Understanding customers through data and analytics will become a dominant part of doing business. Moreover, they’ll have to adopt platforms that are flexible enough to combine products, services and information in many different contexts in order to build products that are as living as possible for consumers.
These living services will impact almost all aspects of a person’s life, including their health, home, shopping, travel and money.
Health – with wearable devices, people will not only be able to track their fitness, but also vital bio functions. Data collection will be key and will even be able to predict medical conditions people will suffer from such as depression based on their behaviour.
Further, embedded tech will be able to provide information on whether patients have taken their medicines and even personalise dosages etc based on how one’s body reacts.
Home – the home will be the central hub for living services, with sensors collecting valuable information about their habits and behaviour. There have been connected thermostats, security systems and smoke detectors in the market for some time now, however the future will see all of them communicate with each other seamlessly.

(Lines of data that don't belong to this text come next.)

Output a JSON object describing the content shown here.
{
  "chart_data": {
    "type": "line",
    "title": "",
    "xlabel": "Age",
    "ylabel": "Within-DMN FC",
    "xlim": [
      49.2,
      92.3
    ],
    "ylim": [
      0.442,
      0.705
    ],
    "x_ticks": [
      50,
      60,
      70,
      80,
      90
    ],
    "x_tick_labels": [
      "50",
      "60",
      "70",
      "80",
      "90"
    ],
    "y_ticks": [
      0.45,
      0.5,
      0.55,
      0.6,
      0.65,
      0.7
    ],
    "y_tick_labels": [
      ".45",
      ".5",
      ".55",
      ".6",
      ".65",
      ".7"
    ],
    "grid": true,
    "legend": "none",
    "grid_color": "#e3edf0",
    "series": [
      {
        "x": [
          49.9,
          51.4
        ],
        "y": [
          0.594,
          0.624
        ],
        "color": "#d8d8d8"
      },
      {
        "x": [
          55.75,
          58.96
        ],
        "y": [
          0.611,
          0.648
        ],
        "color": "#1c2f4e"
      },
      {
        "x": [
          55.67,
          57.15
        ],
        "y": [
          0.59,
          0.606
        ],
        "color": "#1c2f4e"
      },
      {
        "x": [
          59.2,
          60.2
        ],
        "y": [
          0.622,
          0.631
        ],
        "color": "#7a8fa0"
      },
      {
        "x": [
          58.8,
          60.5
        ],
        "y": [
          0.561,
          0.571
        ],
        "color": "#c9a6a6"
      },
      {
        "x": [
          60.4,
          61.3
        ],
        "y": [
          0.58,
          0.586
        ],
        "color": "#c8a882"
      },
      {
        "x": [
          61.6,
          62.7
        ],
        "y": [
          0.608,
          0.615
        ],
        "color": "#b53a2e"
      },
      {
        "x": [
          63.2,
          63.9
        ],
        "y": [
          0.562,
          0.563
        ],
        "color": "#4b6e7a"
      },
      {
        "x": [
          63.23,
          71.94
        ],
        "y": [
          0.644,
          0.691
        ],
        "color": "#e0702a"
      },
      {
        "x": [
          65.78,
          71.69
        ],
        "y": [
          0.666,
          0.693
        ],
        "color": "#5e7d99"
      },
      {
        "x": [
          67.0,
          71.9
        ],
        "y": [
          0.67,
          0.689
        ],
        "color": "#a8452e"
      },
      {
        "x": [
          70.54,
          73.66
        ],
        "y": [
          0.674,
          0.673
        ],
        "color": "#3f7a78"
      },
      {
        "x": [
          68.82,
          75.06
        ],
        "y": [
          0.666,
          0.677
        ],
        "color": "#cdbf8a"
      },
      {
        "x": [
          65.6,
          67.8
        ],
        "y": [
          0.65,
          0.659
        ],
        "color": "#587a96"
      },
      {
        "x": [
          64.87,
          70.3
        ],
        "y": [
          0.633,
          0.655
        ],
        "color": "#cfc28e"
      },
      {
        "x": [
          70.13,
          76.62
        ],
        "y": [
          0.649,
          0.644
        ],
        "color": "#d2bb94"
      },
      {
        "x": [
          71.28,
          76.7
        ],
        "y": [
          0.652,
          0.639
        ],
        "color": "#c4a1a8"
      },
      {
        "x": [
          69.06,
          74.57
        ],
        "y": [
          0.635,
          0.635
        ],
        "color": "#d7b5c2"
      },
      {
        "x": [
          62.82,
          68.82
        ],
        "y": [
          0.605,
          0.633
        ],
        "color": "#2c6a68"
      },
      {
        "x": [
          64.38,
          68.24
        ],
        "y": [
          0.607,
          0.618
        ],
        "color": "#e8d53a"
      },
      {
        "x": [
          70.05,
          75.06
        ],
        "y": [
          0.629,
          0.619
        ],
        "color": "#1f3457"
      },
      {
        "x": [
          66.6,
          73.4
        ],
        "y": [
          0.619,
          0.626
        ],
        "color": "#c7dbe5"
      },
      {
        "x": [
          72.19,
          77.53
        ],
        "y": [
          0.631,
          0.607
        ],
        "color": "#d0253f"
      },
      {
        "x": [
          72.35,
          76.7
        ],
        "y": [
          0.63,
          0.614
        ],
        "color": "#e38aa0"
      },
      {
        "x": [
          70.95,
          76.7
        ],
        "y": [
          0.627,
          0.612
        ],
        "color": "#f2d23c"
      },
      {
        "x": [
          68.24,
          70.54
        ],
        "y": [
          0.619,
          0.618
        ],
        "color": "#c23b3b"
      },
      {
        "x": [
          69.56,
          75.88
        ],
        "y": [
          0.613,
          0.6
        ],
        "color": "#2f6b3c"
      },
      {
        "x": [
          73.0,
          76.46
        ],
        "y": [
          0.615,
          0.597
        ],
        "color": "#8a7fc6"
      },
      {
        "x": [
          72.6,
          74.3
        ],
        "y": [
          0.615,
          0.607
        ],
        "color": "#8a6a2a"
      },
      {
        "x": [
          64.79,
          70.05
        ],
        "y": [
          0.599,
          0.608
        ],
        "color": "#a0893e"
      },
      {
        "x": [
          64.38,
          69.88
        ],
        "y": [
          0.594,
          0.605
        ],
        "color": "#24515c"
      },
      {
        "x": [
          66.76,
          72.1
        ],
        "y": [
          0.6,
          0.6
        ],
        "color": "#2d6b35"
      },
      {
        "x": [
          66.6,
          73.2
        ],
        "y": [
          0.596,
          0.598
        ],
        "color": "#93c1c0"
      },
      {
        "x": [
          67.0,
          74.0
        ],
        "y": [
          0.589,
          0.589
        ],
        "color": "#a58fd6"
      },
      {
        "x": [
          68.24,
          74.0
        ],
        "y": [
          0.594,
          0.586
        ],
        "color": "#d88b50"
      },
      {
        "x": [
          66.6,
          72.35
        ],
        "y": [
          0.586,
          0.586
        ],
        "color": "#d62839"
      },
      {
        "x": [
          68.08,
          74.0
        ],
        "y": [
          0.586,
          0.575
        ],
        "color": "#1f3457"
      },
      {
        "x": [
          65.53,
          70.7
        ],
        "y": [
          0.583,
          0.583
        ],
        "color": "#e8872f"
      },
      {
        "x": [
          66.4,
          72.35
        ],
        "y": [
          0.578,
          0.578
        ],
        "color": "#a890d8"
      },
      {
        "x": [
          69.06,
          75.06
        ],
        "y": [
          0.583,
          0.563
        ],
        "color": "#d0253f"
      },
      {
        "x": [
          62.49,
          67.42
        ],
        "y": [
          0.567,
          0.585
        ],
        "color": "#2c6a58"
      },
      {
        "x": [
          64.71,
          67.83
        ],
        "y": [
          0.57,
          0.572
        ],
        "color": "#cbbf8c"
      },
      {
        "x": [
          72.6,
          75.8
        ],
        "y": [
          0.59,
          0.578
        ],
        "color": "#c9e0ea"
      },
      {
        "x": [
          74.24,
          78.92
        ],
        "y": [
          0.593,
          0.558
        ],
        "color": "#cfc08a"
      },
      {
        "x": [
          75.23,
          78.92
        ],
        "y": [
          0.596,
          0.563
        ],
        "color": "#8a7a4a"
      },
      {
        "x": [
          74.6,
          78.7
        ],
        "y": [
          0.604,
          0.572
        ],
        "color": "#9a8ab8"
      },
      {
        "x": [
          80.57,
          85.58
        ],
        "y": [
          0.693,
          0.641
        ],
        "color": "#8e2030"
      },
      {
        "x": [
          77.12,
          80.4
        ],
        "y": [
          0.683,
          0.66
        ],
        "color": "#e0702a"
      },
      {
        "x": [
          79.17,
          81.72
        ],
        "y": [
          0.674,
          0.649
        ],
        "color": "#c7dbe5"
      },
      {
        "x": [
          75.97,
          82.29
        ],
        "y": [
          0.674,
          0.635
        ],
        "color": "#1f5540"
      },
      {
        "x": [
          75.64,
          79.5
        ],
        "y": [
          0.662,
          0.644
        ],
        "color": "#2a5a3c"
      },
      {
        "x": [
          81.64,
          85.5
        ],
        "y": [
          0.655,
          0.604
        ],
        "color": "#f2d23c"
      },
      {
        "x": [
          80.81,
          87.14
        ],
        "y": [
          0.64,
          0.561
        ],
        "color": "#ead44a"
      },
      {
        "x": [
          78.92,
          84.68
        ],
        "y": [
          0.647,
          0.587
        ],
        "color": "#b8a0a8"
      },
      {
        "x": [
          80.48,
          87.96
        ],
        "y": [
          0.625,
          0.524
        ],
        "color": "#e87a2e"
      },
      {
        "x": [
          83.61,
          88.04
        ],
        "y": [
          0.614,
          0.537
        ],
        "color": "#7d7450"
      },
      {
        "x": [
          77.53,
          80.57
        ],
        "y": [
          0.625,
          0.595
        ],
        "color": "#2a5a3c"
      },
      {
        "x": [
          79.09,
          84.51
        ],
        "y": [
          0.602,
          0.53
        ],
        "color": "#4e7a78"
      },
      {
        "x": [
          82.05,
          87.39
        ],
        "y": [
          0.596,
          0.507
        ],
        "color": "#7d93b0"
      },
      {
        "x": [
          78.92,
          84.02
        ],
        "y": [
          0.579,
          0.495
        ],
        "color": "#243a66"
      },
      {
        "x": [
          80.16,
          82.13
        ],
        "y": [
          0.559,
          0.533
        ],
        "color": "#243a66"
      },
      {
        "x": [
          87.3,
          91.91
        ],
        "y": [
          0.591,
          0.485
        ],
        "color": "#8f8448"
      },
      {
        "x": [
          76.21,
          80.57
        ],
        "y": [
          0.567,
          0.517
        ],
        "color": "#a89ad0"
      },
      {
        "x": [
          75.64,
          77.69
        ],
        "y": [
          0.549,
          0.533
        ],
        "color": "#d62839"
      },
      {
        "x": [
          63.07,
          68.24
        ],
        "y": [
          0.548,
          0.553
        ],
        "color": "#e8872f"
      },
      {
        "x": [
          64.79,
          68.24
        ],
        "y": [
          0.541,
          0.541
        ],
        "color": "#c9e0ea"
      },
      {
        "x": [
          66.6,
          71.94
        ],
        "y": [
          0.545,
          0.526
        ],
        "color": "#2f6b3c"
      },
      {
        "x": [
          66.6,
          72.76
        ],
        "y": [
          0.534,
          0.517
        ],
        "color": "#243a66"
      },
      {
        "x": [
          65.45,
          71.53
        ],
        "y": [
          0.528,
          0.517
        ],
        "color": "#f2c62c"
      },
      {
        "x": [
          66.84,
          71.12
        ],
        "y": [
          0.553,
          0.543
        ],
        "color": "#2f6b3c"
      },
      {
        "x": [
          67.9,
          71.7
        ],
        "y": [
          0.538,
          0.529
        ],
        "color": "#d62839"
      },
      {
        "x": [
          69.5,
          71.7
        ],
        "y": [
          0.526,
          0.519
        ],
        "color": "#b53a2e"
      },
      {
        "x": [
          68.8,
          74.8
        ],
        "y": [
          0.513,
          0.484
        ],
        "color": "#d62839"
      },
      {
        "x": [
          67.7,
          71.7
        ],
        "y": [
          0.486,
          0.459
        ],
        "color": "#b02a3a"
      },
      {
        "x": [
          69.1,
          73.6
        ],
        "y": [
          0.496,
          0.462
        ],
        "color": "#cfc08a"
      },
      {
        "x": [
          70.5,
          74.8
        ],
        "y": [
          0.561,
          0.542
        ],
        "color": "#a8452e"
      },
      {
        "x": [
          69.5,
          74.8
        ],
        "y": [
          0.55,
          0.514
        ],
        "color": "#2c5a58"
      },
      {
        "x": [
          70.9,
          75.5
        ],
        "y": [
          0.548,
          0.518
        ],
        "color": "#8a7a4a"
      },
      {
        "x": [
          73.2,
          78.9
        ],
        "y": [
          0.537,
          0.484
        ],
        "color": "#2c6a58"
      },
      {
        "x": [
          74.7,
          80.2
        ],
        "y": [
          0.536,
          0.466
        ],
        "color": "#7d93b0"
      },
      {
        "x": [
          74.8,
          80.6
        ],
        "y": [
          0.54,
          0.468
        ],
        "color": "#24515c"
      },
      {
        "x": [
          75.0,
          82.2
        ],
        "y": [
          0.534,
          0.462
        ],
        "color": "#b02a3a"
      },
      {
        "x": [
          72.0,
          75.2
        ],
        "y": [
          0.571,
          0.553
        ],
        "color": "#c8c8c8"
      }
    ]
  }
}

Shopping – Rather than bombarding a customer will every possible choice upon arrival, shopping will become more personalised based on data gathered about their likes and dislikes.
Travel – with the advent of connected and then self-driven vehicles, the whole idea behind transportation changes. Cars will become places of relaxing while getting from one place to another, much like trains, buses and airplanes.
Finances – with seemingly every object being connected to the Internet, customers will be able to pay for things without ever waiting in a queue at a supermarket. Further, introducing machine learning into the mix, banks will be able to predict a person’s financial state, which will allow them to offer a better service to customers.
This article is based on extracts from Accenture’s ‘The Era of Living Services‘ Report.